The University’s attempt to draw a line between the profanity and incivility in Dr. Salaita’s tweets and the views those tweets presented is unavailing; the Supreme Court did not draw such a line when it found Cohen’s “Fuck the Draft” jacket protected by the First Amendment. Cohen v. California, 403 U.S. 15, 26 (1971). The tweets’ contents were certainly a matter of public concern, and the topic of Israeli-Palestinian relations often brings passionate emotions to the surface. Under these circumstances, it would be nearly impossible to separate the tone of tweets on this issue with the content and views they express. ... At the motion to dismiss stage, the Court simply cannot find that the University was not at all motivated by the content of Dr. Salaita’s tweets.

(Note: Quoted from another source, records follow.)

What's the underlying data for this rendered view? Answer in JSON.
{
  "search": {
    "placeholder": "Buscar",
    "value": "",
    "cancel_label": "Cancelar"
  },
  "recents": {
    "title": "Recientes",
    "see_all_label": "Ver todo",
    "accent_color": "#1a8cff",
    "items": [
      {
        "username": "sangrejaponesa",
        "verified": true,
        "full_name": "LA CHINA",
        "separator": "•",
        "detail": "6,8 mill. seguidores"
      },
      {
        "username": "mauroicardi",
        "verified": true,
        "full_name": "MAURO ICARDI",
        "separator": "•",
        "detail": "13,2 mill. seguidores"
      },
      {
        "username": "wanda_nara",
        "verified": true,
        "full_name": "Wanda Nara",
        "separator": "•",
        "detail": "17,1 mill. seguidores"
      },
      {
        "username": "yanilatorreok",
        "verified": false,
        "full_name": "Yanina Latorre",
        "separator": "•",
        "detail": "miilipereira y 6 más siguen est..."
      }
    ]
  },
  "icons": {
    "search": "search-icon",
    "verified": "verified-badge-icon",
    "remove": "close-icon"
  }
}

The ruling also allowed a spoliation of evidence claim to proceed against the university, which implicated Wise in hiding emails about the un-hiring of Salaita and she immediately resigned. The next day, the university complied with the judge's order and made hundreds of e-mails available to the public.

A settlement was reached in November which awarded Salaitia $600,000 and an additional $275,000 to cover his legal expenses. The university did not admit wrongdoing, and claimed that the settlement was due to the high cost of the litigation on which it had already spent $1.3 million. As part of the settlement it was agreed that Salaita would not join the university faculty.

== Aftermath ==
On June 15, 2015, Kennedy was given the Simon Wiesenthal Center's Spirit of Courage award for opposing Salaita's tenure:

In addition, the Center presented the Spirit of Courage Award to Christopher G. Kennedy, the immediate-past Chairman of the Board of Trustees for the University of Illinois who led the Board in their denial of final approval of the academic position offered to Steven Salaita, a professor who posted controversial and anti-Semitic rants on social media about Israel and her supporters.

Salaita announced in 2015 that he had taken up a position as the Edward W. Said Chair of American Studies at the American University of Beirut. However, the search was unexpectedly called off by the university president Fadlo R. Khuri citing "procedural irregularities." Khuri called the allegation that the search was called off because of Salaita's views "a malicious distortion of the facts involved in this case."

In 2017, Salaita announced that he was leaving academe because he could not get another job. On Facebook, he wrote: "I often feel like I’m reliving the [Illinois] fiasco", as well as that "Docility is a gift to those who profit from oppression. Academe can no longer afford this luxury." He appeared in the news in February 2019 working as a school bus driver in suburban Washington, D.C., and has since returned to academia as a professor in the English and Comparative Literature department at The American University in Cairo.